Sutar mengangguk. Minar mencium tangan ayahnya, diikuti Satria.

Sutar melepas kepergian Minar dan temannya, dan merasa lega, karena teman Minar ternyata memiliki tata krama yang sangat baik.

“Anak orang kaya,” gumam Sutar ketika melihat Satria membawa mobil yang diparkir di luar pagar.

“Semoga Minar baik-baik saja.”

Tiba-tiba Sutar mengingat bahwa Minar akan bergaul dengan teman-teman lamanya, dan tidak punya baju yang pantas untuknya, sementara ia tidak mau memakai baju-baju pemberian ibunya.

“Besok kalau aku libur, akan aku ajak Minar membeli beberapa baju, agar tidak memalukan kalau bergaul dengan teman-temannya. Masih ada sisa dalam tabungan untuk membeli dua atau tiga potong baju. Tidak usah yang mahal, yang penting pantas. Kasihan anakku."

***

Pembicaraan dalam rapat itu terdengar hangat.

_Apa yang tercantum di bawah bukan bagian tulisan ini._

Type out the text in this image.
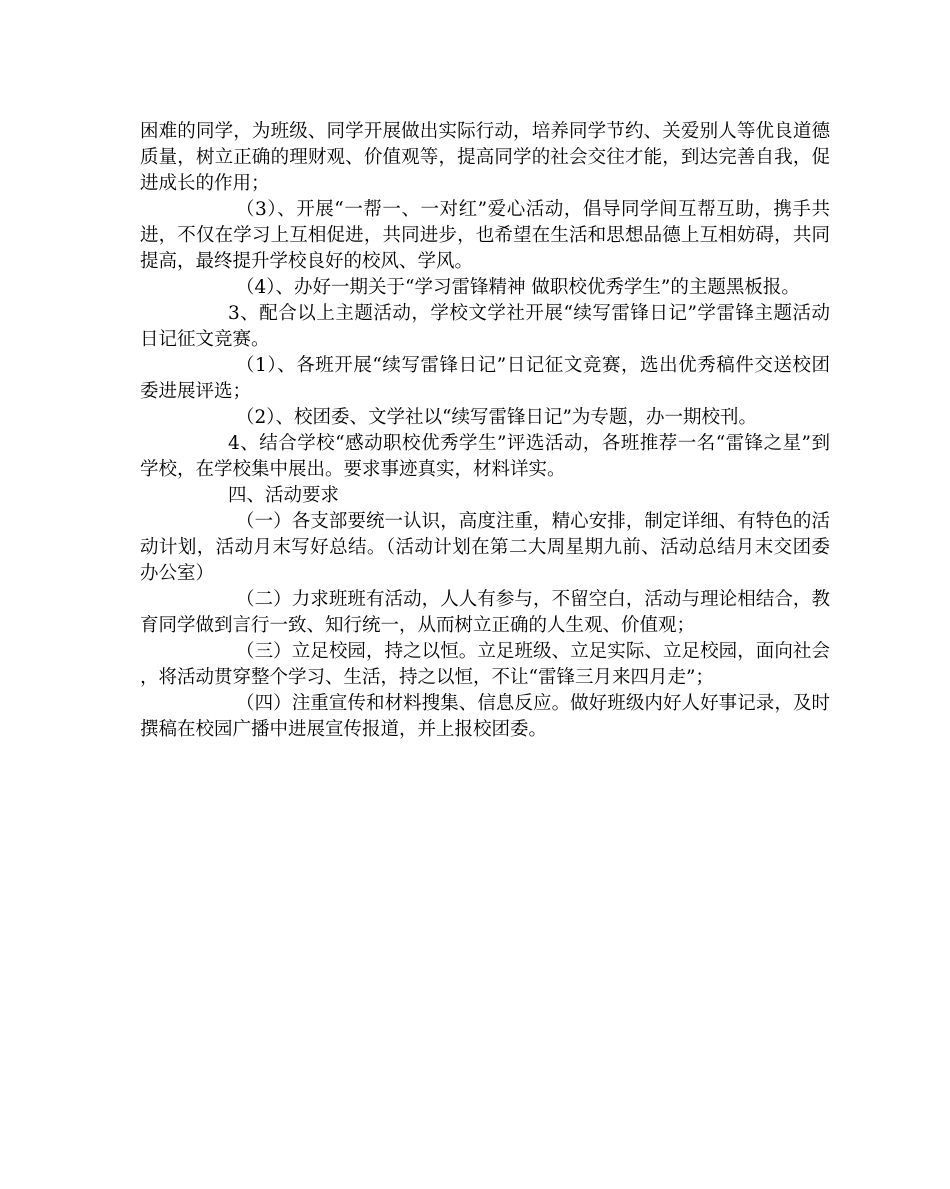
困难的同学，为班级、同学开展做出实际行动，培养同学节约、关爱别人等优良道德质量，树立正确的理财观、价值观等，提高同学的社会交往才能，到达完善自我，促进成长的作用；

（3）、开展“一帮一、一对红”爱心活动，倡导同学间互帮互助，携手共进，不仅在学习上互相促进，共同进步，也希望在生活和思想品德上互相妨碍，共同提高，最终提升学校良好的校风、学风。

（4）、办好一期关于“学习雷锋精神 做职校优秀学生”的主题黑板报。

3、配合以上主题活动，学校文学社开展“续写雷锋日记”学雷锋主题活动日记征文竞赛。

（1）、各班开展“续写雷锋日记”日记征文竞赛，选出优秀稿件交送校团委进展评选；

（2）、校团委、文学社以“续写雷锋日记”为专题，办一期校刊。

4、结合学校“感动职校优秀学生”评选活动，各班推荐一名“雷锋之星”到学校，在学校集中展出。要求事迹真实，材料详实。

四、活动要求

（一）各支部要统一认识，高度注重，精心安排，制定详细、有特色的活动计划，活动月末写好总结。（活动计划在第二大周星期九前、活动总结月末交团委办公室）

（二）力求班班有活动，人人有参与，不留空白，活动与理论相结合，教育同学做到言行一致、知行统一，从而树立正确的人生观、价值观；

（三）立足校园，持之以恒。立足班级、立足实际、立足校园，面向社会，将活动贯穿整个学习、生活，持之以恒，不让“雷锋三月来四月走”；

（四）注重宣传和材料搜集、信息反应。做好班级内好人好事记录，及时撰稿在校园广播中进展宣传报道，并上报校团委。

Satria yang ditunjuk sebagai ketua, memutuskan agar besok mulai mencari tempat untuk diadakannya acara reuni itu. Satria bersedia menyumbangkan sewa gedung dan sebagian untuk konsumsi, selebihnya akan mencari donatur diantara teman-teman yang lainnya.

“Besok aku dan Minar akan mencari gedung yang pantas untuk acara itu,” kata Satria.

“Aku?” pekik Minar terkejut.

“Kamu adalah sekretaris, jadi harus mengikuti apa yang kami lakukan bersama.”

“Tap … pppii ….”

“Kamu tenang saja, aku tidak akan melepaskan kamu sendirian, aku akan selalu bersamamu. Oke?”

Minar tak bisa menjawab apapun. Dia memang sekretaris, jadi harus mengikuti apa kata sang ketua.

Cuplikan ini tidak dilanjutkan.